The word of the night in the Commons on Monday was compromise, which is ironic since that was the element missing from the latest attempt to break parliamentary deadlock over Brexit.
The Tory MP Nick Boles, whose motion for a Norway-style deal was one of the four to fail, dramatically quit his party over his colleagues’ intransigence.
“I have failed chiefly because my party refused to compromise,” he said before leaving the Conservative backbenches to walk across the floor.
Ken Clarke, the veteran Tory MP, denounced the lack of political nous in the chamber, as it became obvious that MPs of all parties had been “gaming”, voting against solutions they were not against in the hope of their own favourite option succeeding.
So Clarke’s motion, for a customs union, was narrowly defeated, by 276 votes to 273, because politicians who support a customs union voted against it.
For voters who have better things to do than watch Brexit play out night after night on the news, the behaviour of their elected representatives must have been bewildering.
Why, for instance, did all of the Independent Group’s 11 MPs, five Lib Dems and some Labour backbenchers vote against a soft Brexit when that is exactly what they have long campaigned for?
They had all plumped for a second referendum, called a confirmatory vote, which lost by 292 votes to 280.
And why did the SNP’s 35 MPs reject a customs union, given that a customs union has been on their agenda since June 2016 when Scotland voted to stay in the EU?
The nationalists had put their own motion forward, with Joanna Cherry demanding to revoke Article 50 if there is no deal and no extension to Brexit agreed by April 10. This was the biggest loser of the night, failing by 101 votes.
Clarke’s exasperation was directed at Ian Blackford and his SNP group, whose votes could have easily secured the customs union compromise.

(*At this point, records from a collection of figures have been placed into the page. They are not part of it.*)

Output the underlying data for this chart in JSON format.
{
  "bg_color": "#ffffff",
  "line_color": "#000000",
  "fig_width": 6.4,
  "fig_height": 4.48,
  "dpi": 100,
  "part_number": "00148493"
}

Why, asked Clarke, didn’t they vote for something they don’t disagree with. There wasn’t a majority in the House for a people’s vote, which they also want, or for the Norway deal, which goes too far for most Brexiteers, he reasoned. What will bring them on board?
The answer to that is that nothing will resolve this shambles amicably. Maximum disruption suits the nationalists’ ends, which is to break up Britain. This is their only motivation, in Brexit as in everything.
Blackford claimed Scotland (by which he means his party) had been disrespected, an odd interpretation of being democratically defeated in parliament.
And he harked on about Scottish sovereignty, quickly exploiting the night’s chaos to make his case for independence.
The thinking of the SNP was laid bare; there was much mock ire at Labour for not going with the Cherry motion, a rehearsal of the position the nationalists will take to their spring conference.
Now they can argue that they tried to find a way out of the EU impasse. But, of course, that is not what they want.
If they had helped push through a compromise on Monday night, Britain would have edged towards the light at the end of the tunnel. But what is good for the country is bad for the nationalists.
The compromise that Clarke believes will coalesce around a customs union, perhaps in a third round of indicative votes, is not going to come from the SNP.
He must now look to his own party for cooperation. This is not promising either. Only 37 Tory MPs voted for his motion, although many more than that are Remainers and would surely prefer the soft Brexit option of a customs union to the hard no deal alternative if MPs cannot agree on anything.
The prime minister was the target of MPs’, and protesters’ anger, but the failure again of all the indicative votes, like the failure of her deal, reflects the division in the country over Brexit.
The choice is a little clearer though (at the time of going to press – as this is Brexit, the usual caveats apply). It is possible that the most popular of the four choices put to MPs on Monday will be pitted against Theresa May’s deal in another Commons vote.
May hopes the very real prospect of a soft Brexit, which even her chief whip, Julian Smith, said now looks inevitable, will persuade enough Brexiteers to pass her deal.
But there is as much belligerent intransigence here, among the DUP and ultra ERG zealots, as there is in the SNP.
The compromise is more likely to come from the middle, naturally, and therefore, as Ken Clarke predicted, the customs union is going to win.
Would that not be the best outcome, mirroring most of, but never all, the electorate’s desire for a moderate way out of the mess?